Era un recorrido en bus por el sureste mexicano, con paradas en las zonas arqueológicas y de bellezas naturales donde extranjeros muertos de frío en su lugar de origen, buscaban la calidez del trópico, escapaban a esta región ávidos de matar su rutina a flashazos.
Yo era solo un silencioso acompañante que devoraba kilómetros y mandarinas sentado plácidamente junto a su guía.
Fuimos hasta donde el miedo peleó con la selva, levantó murallas y la fe erigió iglesias de piedra, las mismas piedras sobre las cuales lajas labradas de obsidiana abrieron el pecho de doncellas para ofrendar su corazón a endiosados elementos.
Recorrimos comunidades rurales donde, para los turistas ávidos de encuadres exóticos, la pobreza es un souvenir, con escenografía artesanal. Allí, esquivos y recelosos, todavía la ingenuidad de nuestros indígenas piensan que una fotografía les roba el alma.

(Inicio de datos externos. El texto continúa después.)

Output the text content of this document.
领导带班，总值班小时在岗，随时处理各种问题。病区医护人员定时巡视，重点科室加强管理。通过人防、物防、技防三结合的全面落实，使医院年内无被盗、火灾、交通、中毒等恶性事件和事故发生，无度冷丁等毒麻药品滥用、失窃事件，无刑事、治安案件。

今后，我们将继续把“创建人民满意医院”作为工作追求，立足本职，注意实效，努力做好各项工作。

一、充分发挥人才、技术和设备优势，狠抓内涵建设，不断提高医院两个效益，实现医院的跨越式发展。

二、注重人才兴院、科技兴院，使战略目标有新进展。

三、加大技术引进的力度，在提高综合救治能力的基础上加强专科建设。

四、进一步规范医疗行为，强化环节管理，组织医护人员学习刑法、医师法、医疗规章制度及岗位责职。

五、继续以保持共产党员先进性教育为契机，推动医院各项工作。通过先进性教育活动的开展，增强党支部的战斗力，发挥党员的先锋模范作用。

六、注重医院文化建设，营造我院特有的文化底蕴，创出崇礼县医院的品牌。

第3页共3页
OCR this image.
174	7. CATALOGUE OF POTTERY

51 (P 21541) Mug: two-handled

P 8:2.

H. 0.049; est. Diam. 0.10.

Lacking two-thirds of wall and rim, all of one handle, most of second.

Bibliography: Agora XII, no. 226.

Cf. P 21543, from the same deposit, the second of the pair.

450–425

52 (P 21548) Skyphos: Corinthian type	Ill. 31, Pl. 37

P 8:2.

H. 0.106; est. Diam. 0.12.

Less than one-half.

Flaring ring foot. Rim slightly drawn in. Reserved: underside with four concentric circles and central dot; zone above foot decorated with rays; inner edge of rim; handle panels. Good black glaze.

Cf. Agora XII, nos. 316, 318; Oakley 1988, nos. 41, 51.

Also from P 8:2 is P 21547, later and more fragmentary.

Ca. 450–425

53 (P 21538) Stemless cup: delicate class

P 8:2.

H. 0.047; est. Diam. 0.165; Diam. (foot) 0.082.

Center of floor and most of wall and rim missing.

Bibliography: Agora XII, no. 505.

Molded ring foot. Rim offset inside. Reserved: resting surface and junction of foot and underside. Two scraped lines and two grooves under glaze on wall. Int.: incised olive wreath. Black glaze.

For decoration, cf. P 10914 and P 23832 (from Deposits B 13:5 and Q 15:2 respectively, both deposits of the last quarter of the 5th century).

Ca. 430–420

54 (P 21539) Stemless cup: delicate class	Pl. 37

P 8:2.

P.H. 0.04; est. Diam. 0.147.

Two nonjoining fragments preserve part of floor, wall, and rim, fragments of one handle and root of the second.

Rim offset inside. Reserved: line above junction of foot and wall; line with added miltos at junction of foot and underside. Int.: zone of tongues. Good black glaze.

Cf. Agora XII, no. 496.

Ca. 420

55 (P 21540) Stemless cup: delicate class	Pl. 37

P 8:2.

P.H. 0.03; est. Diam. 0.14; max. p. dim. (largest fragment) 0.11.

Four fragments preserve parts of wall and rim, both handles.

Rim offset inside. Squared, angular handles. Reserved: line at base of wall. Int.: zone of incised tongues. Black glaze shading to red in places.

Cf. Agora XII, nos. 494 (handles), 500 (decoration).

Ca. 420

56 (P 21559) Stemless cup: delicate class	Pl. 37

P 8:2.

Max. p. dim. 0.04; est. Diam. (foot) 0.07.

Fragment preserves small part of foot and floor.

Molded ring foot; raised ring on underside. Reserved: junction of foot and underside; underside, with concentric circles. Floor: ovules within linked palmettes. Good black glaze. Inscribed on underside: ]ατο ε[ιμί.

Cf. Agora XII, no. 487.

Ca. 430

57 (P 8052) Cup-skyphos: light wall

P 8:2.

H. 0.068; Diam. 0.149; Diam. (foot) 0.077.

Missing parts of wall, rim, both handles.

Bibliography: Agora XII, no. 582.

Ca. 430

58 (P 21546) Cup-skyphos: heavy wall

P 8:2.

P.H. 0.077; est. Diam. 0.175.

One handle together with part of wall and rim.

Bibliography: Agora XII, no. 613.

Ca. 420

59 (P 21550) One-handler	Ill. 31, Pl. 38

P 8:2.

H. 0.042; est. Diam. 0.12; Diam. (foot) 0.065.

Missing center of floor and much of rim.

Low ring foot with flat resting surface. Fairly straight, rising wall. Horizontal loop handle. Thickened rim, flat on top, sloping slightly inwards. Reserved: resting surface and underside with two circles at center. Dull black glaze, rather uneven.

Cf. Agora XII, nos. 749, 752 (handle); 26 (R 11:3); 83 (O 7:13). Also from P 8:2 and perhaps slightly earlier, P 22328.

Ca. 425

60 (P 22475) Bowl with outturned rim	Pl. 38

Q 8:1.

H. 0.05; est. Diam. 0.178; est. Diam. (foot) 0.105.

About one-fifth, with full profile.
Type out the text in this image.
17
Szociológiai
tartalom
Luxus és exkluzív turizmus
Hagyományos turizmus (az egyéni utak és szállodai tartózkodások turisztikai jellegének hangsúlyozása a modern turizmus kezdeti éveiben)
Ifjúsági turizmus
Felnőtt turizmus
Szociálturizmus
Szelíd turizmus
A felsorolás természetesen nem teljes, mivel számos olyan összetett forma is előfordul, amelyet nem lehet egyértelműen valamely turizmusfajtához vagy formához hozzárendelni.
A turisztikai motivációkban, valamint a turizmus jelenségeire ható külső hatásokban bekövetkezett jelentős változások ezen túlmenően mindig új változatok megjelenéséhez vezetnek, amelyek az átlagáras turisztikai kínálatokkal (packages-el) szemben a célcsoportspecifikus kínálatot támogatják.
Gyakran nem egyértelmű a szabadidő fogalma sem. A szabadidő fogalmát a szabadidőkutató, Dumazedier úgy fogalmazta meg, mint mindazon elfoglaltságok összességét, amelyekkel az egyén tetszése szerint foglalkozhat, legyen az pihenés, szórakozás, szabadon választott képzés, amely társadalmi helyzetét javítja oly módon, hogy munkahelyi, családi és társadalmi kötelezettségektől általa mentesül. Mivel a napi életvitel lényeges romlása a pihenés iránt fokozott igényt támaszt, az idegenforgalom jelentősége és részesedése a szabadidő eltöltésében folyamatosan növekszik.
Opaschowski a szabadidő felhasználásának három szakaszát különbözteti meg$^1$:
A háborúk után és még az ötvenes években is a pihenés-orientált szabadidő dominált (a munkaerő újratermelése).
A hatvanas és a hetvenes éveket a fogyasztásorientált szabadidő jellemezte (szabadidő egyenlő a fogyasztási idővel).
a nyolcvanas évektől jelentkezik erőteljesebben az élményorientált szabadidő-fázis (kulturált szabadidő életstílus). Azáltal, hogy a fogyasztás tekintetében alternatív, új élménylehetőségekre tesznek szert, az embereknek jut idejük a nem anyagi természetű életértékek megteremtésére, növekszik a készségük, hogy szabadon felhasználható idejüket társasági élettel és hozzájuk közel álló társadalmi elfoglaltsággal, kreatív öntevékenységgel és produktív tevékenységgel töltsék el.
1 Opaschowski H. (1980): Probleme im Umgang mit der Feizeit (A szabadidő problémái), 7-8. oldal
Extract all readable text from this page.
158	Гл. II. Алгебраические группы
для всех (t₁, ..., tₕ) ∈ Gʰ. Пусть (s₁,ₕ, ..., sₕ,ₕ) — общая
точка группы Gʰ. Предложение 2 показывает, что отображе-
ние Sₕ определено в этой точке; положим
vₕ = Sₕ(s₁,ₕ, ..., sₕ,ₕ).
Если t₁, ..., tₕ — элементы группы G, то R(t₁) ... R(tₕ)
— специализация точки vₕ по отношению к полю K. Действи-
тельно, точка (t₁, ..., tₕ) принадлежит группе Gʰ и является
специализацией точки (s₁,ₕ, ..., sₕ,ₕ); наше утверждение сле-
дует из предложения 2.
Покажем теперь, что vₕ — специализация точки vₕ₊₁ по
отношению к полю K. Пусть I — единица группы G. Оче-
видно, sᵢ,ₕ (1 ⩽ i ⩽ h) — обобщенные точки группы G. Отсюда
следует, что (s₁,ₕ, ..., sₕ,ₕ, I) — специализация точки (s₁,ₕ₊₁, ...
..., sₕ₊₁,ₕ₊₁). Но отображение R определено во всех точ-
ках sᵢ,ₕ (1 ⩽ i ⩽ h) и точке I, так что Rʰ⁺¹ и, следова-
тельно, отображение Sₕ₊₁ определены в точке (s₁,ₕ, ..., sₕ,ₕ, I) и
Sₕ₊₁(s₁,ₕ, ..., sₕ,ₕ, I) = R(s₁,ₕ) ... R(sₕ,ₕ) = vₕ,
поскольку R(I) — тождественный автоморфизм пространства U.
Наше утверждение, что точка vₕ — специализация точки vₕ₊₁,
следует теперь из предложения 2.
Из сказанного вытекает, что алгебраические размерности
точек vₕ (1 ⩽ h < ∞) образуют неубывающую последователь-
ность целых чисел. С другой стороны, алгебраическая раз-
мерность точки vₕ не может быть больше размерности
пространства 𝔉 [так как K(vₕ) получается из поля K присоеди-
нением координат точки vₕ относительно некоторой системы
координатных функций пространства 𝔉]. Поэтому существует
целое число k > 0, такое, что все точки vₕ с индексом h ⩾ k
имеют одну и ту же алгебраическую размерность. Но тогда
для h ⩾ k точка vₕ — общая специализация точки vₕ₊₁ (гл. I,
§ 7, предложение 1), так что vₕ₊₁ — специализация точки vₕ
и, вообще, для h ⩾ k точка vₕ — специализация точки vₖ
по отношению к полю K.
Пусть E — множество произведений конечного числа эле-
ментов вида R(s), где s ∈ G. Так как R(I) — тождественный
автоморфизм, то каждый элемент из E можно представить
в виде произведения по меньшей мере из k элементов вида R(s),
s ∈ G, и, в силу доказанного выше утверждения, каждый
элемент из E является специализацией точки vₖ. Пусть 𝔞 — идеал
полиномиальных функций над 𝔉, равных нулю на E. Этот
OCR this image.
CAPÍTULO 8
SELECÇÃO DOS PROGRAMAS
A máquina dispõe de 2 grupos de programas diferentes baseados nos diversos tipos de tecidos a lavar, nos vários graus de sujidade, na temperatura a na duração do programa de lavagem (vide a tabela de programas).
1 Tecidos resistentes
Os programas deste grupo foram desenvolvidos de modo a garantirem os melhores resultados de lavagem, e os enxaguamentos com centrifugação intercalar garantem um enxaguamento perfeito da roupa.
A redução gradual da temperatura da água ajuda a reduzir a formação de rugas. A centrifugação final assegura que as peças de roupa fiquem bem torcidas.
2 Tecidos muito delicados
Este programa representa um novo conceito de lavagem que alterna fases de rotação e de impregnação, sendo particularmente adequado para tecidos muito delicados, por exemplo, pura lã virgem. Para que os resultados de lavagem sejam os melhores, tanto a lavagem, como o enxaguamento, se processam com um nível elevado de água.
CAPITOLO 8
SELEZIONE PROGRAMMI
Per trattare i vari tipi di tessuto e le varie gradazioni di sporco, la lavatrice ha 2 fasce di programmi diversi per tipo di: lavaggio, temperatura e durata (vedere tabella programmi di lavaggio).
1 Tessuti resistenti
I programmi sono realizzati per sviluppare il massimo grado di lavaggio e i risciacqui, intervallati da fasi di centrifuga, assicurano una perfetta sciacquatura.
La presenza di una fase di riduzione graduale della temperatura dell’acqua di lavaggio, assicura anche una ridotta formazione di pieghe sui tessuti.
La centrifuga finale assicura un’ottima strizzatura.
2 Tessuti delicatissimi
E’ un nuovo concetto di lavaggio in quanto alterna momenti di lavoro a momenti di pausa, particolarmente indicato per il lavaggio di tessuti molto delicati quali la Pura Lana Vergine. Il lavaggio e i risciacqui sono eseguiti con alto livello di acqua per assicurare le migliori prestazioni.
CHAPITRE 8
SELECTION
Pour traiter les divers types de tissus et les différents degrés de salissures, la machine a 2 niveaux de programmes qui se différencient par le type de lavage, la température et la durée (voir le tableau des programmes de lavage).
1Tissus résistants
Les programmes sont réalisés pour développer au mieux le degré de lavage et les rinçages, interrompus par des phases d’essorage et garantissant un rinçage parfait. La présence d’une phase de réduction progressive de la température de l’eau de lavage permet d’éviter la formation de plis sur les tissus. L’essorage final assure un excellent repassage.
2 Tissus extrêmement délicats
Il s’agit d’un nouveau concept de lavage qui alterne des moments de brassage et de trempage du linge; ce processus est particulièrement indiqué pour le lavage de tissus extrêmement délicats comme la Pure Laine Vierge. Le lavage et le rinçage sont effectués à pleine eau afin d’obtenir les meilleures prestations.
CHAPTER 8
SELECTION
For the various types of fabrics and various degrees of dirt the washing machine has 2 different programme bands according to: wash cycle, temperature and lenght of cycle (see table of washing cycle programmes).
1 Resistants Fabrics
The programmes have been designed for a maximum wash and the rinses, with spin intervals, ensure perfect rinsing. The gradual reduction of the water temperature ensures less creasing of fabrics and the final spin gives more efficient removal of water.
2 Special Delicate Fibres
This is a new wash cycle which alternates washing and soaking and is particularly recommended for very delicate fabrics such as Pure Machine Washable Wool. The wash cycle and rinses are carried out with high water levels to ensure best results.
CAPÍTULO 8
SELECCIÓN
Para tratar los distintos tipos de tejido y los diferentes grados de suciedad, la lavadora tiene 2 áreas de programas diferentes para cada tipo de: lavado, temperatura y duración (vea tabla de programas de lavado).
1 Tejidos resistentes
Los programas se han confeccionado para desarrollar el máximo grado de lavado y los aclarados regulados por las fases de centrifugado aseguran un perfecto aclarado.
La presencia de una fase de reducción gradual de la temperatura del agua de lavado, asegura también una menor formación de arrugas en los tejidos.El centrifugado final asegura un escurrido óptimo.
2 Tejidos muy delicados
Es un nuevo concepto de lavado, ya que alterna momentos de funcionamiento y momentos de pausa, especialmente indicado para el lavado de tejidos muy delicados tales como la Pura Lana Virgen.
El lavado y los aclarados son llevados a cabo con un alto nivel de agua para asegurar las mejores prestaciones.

Pero les regalan sonrisas francas, sin pose, sin maquillaje. Regalar sonrisas no empobrece, al contrario.
En su territorio sagrado pisamos sobre las mismas huellas del jaguar y el ocelote. En la espesura oímos el berrido del venado.
Nos guarecimos bajo el árbol divino de la cosmogonía maya, la frondosa ceiba que conecta el cielo con el inframundo.
En Chichén Itzá escuchamos rebotar el dardo de sonido desde la cerbatana en la boca de piedra de la pirámide de Kukulkán. Desde su pulmón de roca, el Quetzal entonaba cantos de amor y muerte.
¿Cómo fotografiar olores y sabores? ¿Cómo fotografiar el alma?
¿Cómo llevarse un pedazo de selva en los ojos y pulmones, la algarabía de una plaza en el pecho?
Como quisiera captar el paisajismo de las emociones y sentimientos, traer esa exposición itinerante, compartir esa galería de espejos a pecho abierto, para que todos entren a reconocerse, para admirar el arte de su propia alegría o tristeza.
¿Cómo fotografiar la esencia de cada cosa sin la cámara de la poesía?